Large language models (LLMs) are widely used for tasks like translation, text classification, and customer service, but their power consumption and slow speeds have made them impractical for use on phones and laptops.
Now, researchers at Princeton and Stanford Engineering have successfully made LLMs leaner by trimming redundancies and reducing the precision of their information layers. Stored and accessed locally on a mobile device, the performance of these compressed models is nearly as accurate and nuanced as the uncompressed versions. The team introduced a technique to compress LLM data, which could improve privacy, save energy, and lower costs through the development of a new algorithm.
The Compression Technique
The researchers proposed a generic algorithm designed to compress large datasets or matrices. However, they soon realized that not only are datasets large, but the models being deployed are also becoming increasingly massive. To address this, they applied their algorithm to compress these models, combining two properties:
- Low-Precision Representation:
- Reduces the number of bits used to store data, speeding up storage and processing while improving energy efficiency.
- Low-Rank Representation:
- Reduces redundancies in the LLM weight matrices.
By using both techniques together, the team achieved much greater compression than either method could provide individually.
Testing with Llama Models
The team tested their method using Llama 2 and Llama 3, open-source large language models developed by Meta AI. They found their method improved existing low-precision techniques by up to 5%.
Benchmark tasks for LLMs were used in the testing process, including evaluating the logical order of two statements and answering questions involving physical reasoning. The results demonstrated that the compressed models maintained high accuracy while significantly reducing resource requirements.

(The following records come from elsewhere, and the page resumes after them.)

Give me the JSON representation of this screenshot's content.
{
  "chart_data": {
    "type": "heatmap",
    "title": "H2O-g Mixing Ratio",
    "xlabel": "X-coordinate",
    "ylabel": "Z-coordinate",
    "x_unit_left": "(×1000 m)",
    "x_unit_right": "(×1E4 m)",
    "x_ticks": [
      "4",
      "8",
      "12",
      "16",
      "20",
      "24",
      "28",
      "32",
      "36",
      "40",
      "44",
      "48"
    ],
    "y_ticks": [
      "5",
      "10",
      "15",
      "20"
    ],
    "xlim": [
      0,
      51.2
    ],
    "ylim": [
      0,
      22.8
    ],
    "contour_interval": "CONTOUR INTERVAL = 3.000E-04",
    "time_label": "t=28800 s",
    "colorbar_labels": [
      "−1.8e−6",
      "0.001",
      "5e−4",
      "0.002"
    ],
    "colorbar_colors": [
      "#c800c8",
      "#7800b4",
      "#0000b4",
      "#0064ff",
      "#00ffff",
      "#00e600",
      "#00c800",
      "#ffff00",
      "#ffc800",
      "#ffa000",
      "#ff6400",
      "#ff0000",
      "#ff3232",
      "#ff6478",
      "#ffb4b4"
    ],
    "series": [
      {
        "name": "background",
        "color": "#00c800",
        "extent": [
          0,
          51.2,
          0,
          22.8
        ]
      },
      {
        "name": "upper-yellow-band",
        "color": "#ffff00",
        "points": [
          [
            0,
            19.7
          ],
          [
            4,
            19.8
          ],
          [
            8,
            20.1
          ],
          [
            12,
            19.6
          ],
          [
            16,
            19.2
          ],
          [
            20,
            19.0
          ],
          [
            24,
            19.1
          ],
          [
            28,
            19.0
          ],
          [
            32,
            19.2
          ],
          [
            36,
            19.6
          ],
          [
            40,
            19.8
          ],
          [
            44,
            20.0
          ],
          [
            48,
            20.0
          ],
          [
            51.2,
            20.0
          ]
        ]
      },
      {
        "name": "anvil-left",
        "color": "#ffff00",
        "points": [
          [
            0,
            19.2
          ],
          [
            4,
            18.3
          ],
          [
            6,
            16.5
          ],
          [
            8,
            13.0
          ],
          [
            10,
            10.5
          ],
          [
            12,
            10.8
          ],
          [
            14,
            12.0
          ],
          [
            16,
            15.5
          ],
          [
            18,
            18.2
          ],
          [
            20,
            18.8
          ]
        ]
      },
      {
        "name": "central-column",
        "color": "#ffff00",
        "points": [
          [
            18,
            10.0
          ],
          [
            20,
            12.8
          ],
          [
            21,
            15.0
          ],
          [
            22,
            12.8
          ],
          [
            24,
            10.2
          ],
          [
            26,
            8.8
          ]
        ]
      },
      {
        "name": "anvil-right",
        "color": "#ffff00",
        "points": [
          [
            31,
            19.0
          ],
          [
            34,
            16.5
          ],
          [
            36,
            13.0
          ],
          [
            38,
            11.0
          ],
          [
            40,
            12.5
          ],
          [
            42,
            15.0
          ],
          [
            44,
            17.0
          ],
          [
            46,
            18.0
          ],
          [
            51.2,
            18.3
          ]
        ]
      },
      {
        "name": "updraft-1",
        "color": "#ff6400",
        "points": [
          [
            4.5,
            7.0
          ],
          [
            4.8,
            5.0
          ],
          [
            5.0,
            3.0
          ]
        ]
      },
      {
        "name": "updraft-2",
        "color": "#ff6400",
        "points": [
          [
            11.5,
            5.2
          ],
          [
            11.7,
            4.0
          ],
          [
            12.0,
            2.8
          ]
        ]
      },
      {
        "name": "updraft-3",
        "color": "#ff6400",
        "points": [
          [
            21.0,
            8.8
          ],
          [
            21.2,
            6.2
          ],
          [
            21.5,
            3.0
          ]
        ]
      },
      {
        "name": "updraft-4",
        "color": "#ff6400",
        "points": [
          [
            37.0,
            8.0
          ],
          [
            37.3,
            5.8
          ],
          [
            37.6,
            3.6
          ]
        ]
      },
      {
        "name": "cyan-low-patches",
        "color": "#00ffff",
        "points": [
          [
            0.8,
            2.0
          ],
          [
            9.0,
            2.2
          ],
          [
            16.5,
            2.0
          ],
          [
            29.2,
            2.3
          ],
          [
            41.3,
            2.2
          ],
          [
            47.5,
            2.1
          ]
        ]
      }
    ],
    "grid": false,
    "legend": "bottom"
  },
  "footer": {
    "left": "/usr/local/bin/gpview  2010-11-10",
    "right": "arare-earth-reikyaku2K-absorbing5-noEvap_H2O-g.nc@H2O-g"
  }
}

Enabling Edge Device Deployment
One of the most promising benefits of this technique is its ability to enable LLMs to run directly on edge devices like smartphones and laptops. Fine-tuning compressed LLMs locally enhances privacy, as sensitive data no longer needs to be shared with third-party providers.
However, to make this possible, the LLMs must first be compressed enough to fit on consumer-grade GPUs. The team’s work marks a significant step toward achieving this goal.
The paper, “Compressing Large Language Models using Low Rank and Low Precision Decomposition,” will be presented at the Conference on Neural Information Processing Systems (NeurIPS) in December 2024. This breakthrough could open the door to more energy-efficient, cost-effective, and privacy-conscious AI applications on consumer devices.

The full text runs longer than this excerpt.